His energy incentives resulted in increased domestic production of natural gas and crude oil. More coal is being mined this year than at any other time in our nation's history. The nation tripled its investment in solar energy and quadrupled gasohol production. The Carter administration began an unprecedented effort, bigger than the Apollo moon project and the interstate highway program combined, to develop synthetic fuels.

Carter initiatives to promote conservation paid off. They reversed four decades of ever-growing reliance on foreign oil. In 1978, for the first time since World War II, our oil import levels actually started dropping. They continue to drop. Today we import 6.8 million barrels a day, compared with 8.8 million in 1977. The Carter energy record is excellent.

In energy, as in virtually everything else, it fell to President Carter to face the tough problems. He tackled them, no matter how thorny. This was especially true in domestic and social issues. In the face of growing sentiment to back away from our commitment to help those less able to help themselves, President Carter bucked the tide. He held firm to that commitment. Promises had been made. He would not forget them. He is a humane president, very much in the tradition of Franklin Roosevelt and the Democratic presidents who followed.

In content, President Carter has never strayed from that tradition. He did what he could, just as his predecessors did what they could, for the poor, for the disadvantaged, for working families, for those whose lives have been enhanced by, and who have given their support to, the Democratic Party. Scholars who say the old coalition is dead have not convinced Jimmy Carter.

Under the Carter administration, investment in youth employment grew from $2.5 billion to $4 billion. CETA was enlarged by 50 percent. The Job Corps doubled. The most ambitious youth initiative in the nation's history, the Youth Act of 1980, to create 450,000 jobs and combine basic training and work experience, passed in the House and could yet pass the Senate. The food stamp program has been liberalized.

Carter has appointed more blacks, Hispanics and women to judgeships and federal jobs than any other president. He got Congress to pass major education legislation such as the Middle Income Student Assistance Program, the Higher Education Amendments of 1980 and the Department of Education.

The Carter administraiton led the fight for the New York City loan guarantee, thereby preventing the nation's largest city from going broke. Under Carter, the government shaped its first comprehensive urban policy. Scores of existing programs were retargeted to help urban areas. New programs such as the Urban Development Action Grant Program provided incentives to business to invest in cities.

On the environment, no president since Theodore Roosevelt has been more of an activist than Jimmy Carter. He worked for and then signed into law measures strengthening the Clean Air Act and the Clean Water Act and the nation's first strip mining bill. Carter's Alaska lands legislation is the most comprehensive measure ever to preserve and protect America's parks and scenic areas.

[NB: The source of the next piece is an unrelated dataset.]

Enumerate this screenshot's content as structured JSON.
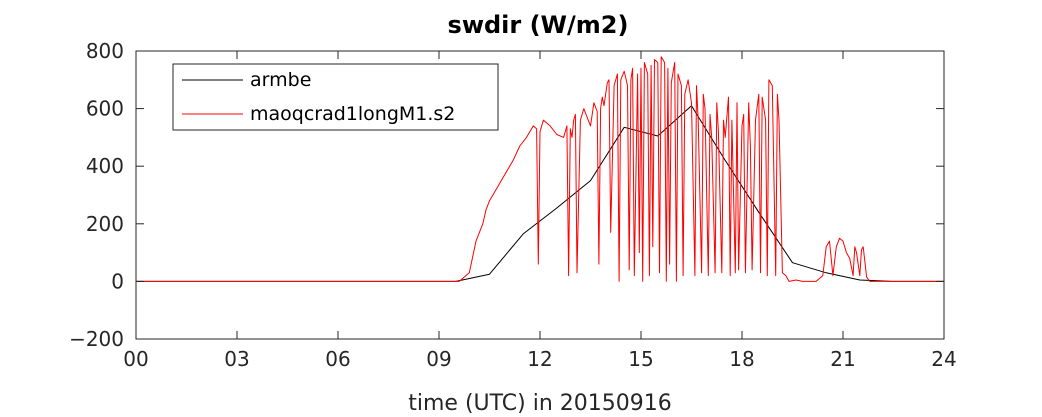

President Carter cut federal rules that hampered competition. Airline deregulation, banking deregulation, trucking deregulation -- these are Carter achievements. Soon railroad deregulation will join the list. A Carter proposal, the Regulatory Flexibility Act, removed much of the regulatory burden from small business. That was but one of a series of similar Carter administration laws that moved government out of the marketplace. In government, civil service reform did away with unneeded bureaucratic procedures and will make Washington more responsive.

Though on the decline, inflation is still a serious problem. But all too often we have been the victims of events we could not control. The largest oil price increase in history -- a staggering 125 percent from February 1979 to February 1980 -- hit us with a vengeance, causing price rises across the board.

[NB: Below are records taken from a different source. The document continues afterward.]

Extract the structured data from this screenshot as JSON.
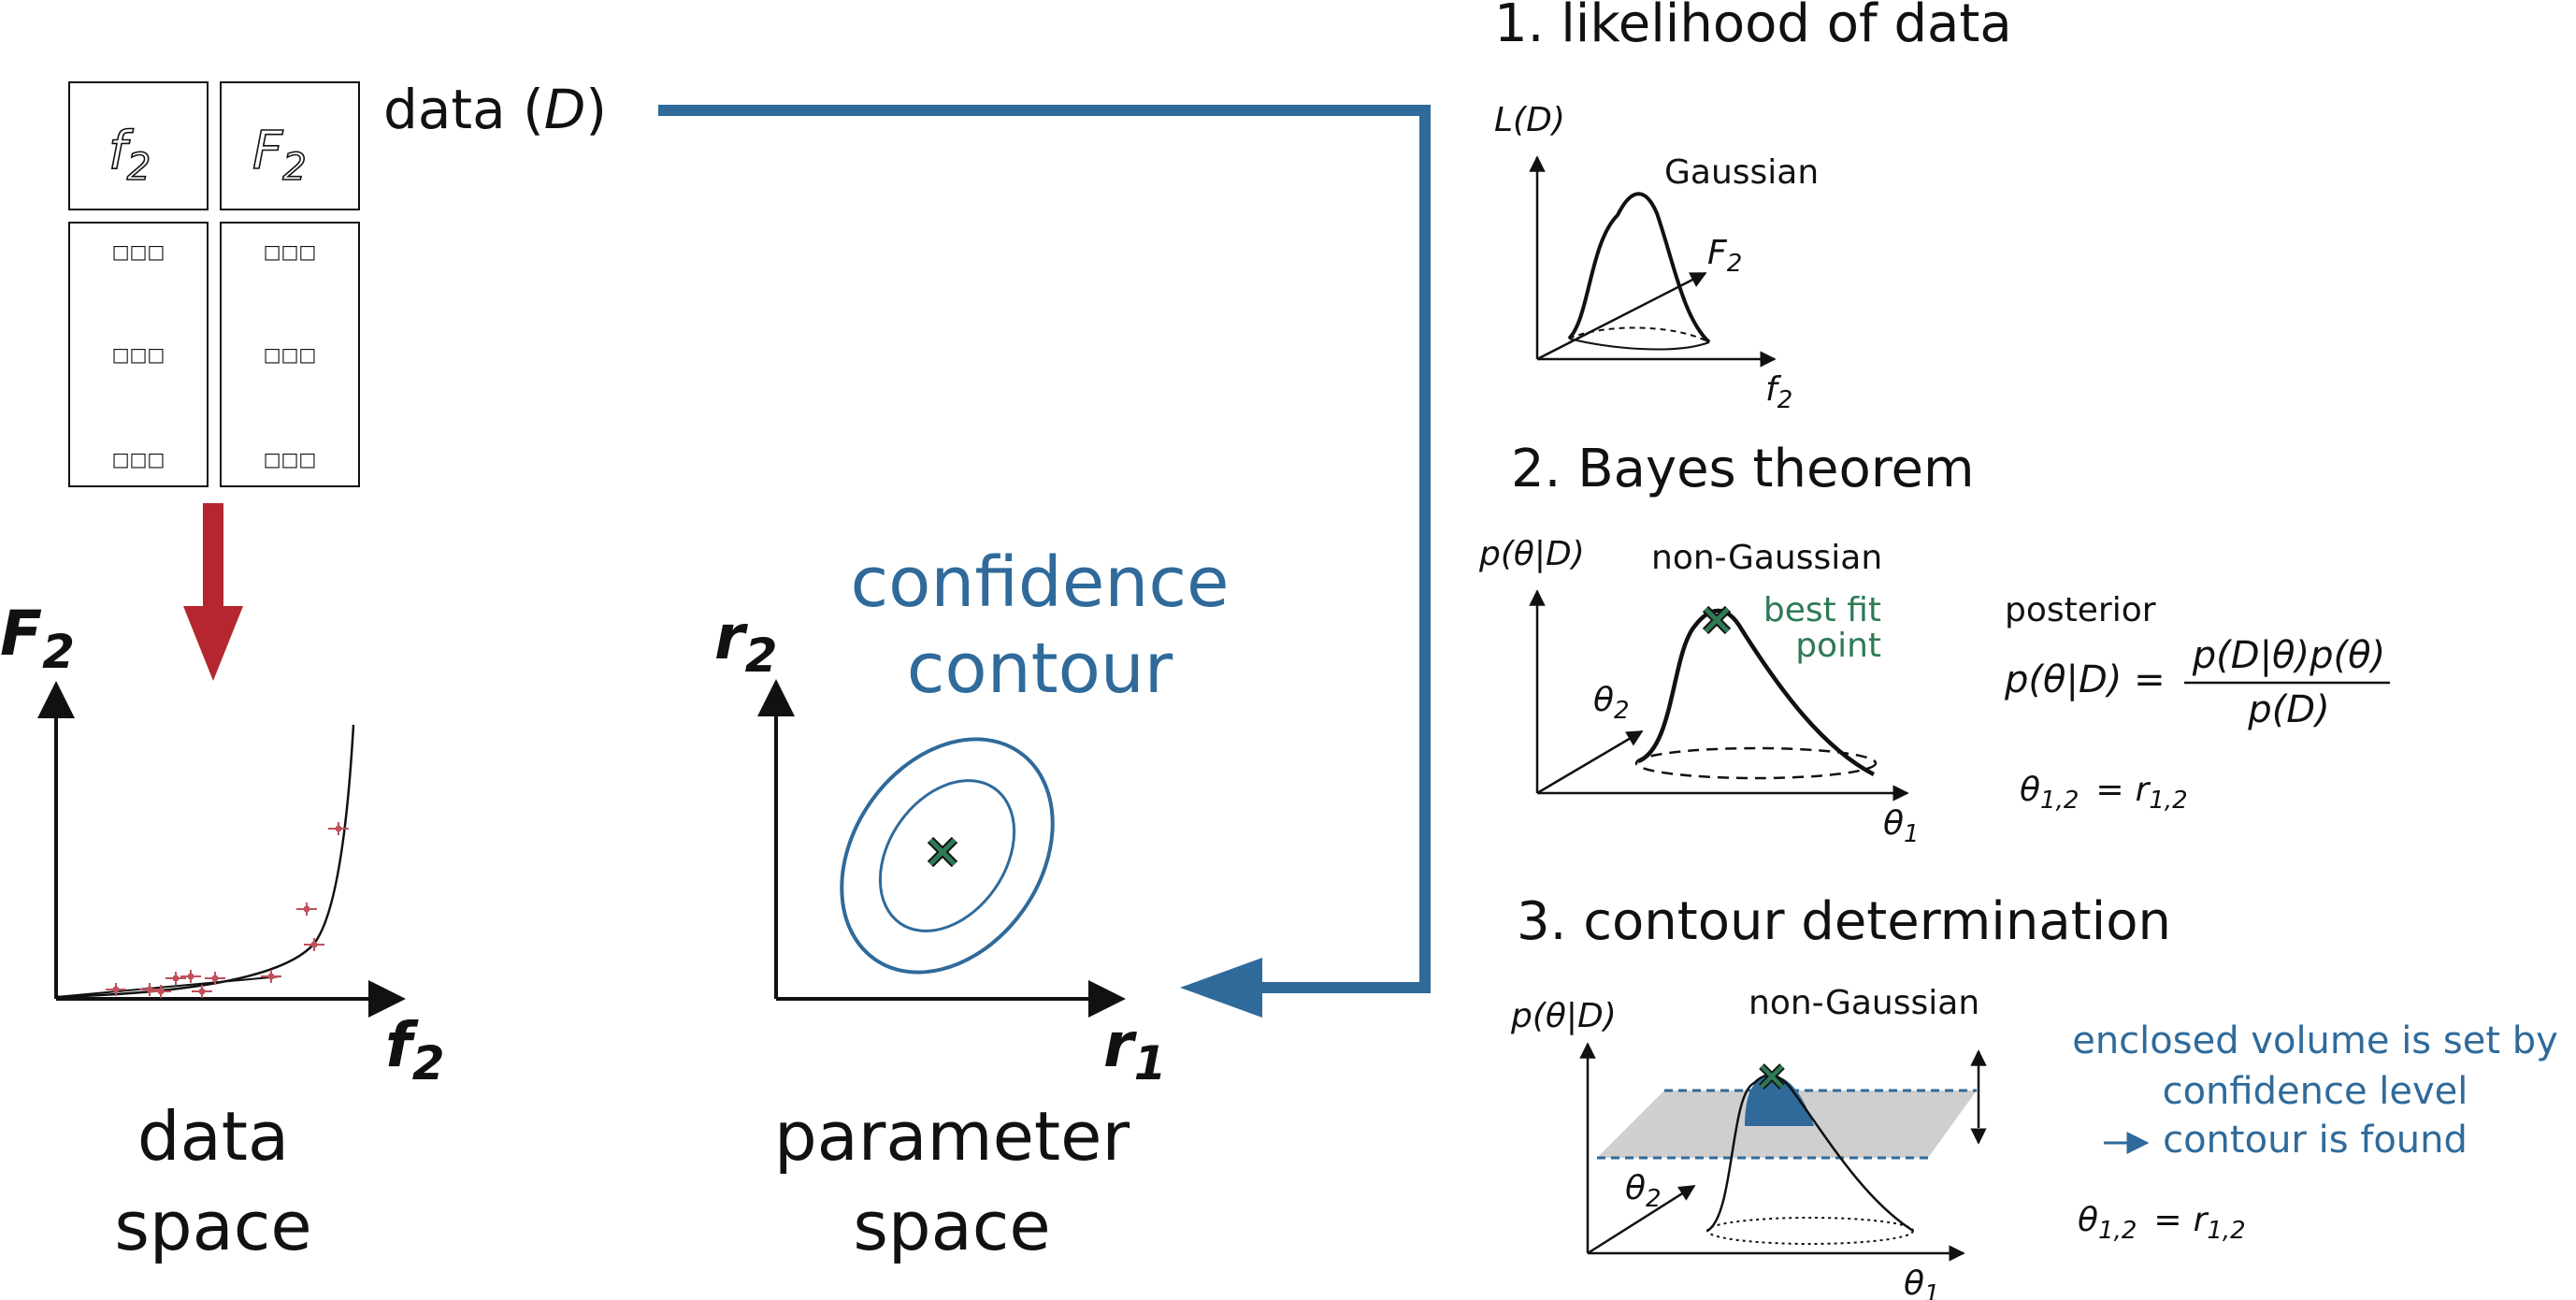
{
  "colors": {
    "blue": "#2f6a9a",
    "red": "#b5262e",
    "green": "#2e7a55",
    "pink": "#c0505a",
    "black": "#111111",
    "gray_plane": "#cfcfcf"
  },
  "table": {
    "header_left": {
      "main": "f",
      "sub": "2"
    },
    "header_right": {
      "main": "F",
      "sub": "2"
    },
    "cell_symbol": "□□□"
  },
  "data_label": {
    "prefix": "data (",
    "var": "D",
    "suffix": ")"
  },
  "data_space": {
    "y_axis": {
      "main": "F",
      "sub": "2"
    },
    "x_axis": {
      "main": "f",
      "sub": "2"
    },
    "caption_line1": "data",
    "caption_line2": "space"
  },
  "parameter_space": {
    "title_line1": "confidence",
    "title_line2": "contour",
    "y_axis": {
      "main": "r",
      "sub": "2"
    },
    "x_axis": {
      "main": "r",
      "sub": "1"
    },
    "caption_line1": "parameter",
    "caption_line2": "space",
    "marker_icon": "x-mark-icon"
  },
  "step1": {
    "title": "1. likelihood of data",
    "y_label": "L(D)",
    "peak_label": "Gaussian",
    "depth_axis": {
      "main": "F",
      "sub": "2"
    },
    "x_axis": {
      "main": "f",
      "sub": "2"
    }
  },
  "step2": {
    "title": "2. Bayes theorem",
    "y_label": "p(θ|D)",
    "peak_label": "non-Gaussian",
    "best_fit_line1": "best fit",
    "best_fit_line2": "point",
    "depth_axis": {
      "main": "θ",
      "sub": "2"
    },
    "x_axis": {
      "main": "θ",
      "sub": "1"
    },
    "posterior_label": "posterior",
    "formula_lhs": "p(θ|D) =",
    "formula_num": "p(D|θ)p(θ)",
    "formula_den": "p(D)",
    "relation": {
      "lhs": "θ",
      "lhs_sub": "1,2",
      "eq": "=",
      "rhs": "r",
      "rhs_sub": "1,2"
    }
  },
  "step3": {
    "title": "3. contour determination",
    "y_label": "p(θ|D)",
    "peak_label": "non-Gaussian",
    "depth_axis": {
      "main": "θ",
      "sub": "2"
    },
    "x_axis": {
      "main": "θ",
      "sub": "1"
    },
    "note_line1": "enclosed volume is set by",
    "note_line2": "confidence level",
    "note_line3": "contour is found",
    "relation": {
      "lhs": "θ",
      "lhs_sub": "1,2",
      "eq": "=",
      "rhs": "r",
      "rhs_sub": "1,2"
    }
  }
}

Over many years our own productivity sagged. America's plants and factories are wearing out. We modernize every 20 years. The Japanese do it every 10 years. In spite of that, eight million new jobs were created in the past 3 1/2 years. Increased energy self-sufficiency will help the economy rebound and further control inflation. So will the president's Economic Renewal Program, providing incentives for industrial modernization, capital investment and more exports and for locating industry in high unemployment areas so that we can again be more productive and more competitive.

In foreign affairs, the Carter record is reflective of a man who believes peace is possible and is willing to take that extra step to achieve it. The hallmark of the president's achievements in foreign policy is the peace he negotiated between Egypt and Israel. For the first time since its founding, Israel does not face the threat of war from its most populous, most powerful Arab neighbor. In this historic breakthrough, both Prime Minister Begin and President Sadat give credit to President Carter for the persistence that made Camp David and the peace treaty between Israel and Egypt possible. With Carter's continued leadership, Israel will be assured of its future security, strength and independence. Carter has worked tirelessly to reduce the dangerous level of nuclear weapons and has achieved historic diplomatic breakthroughs with China.

President Carter has done a good job. He deserves reelection. It is important for the future of the country that he be reelected.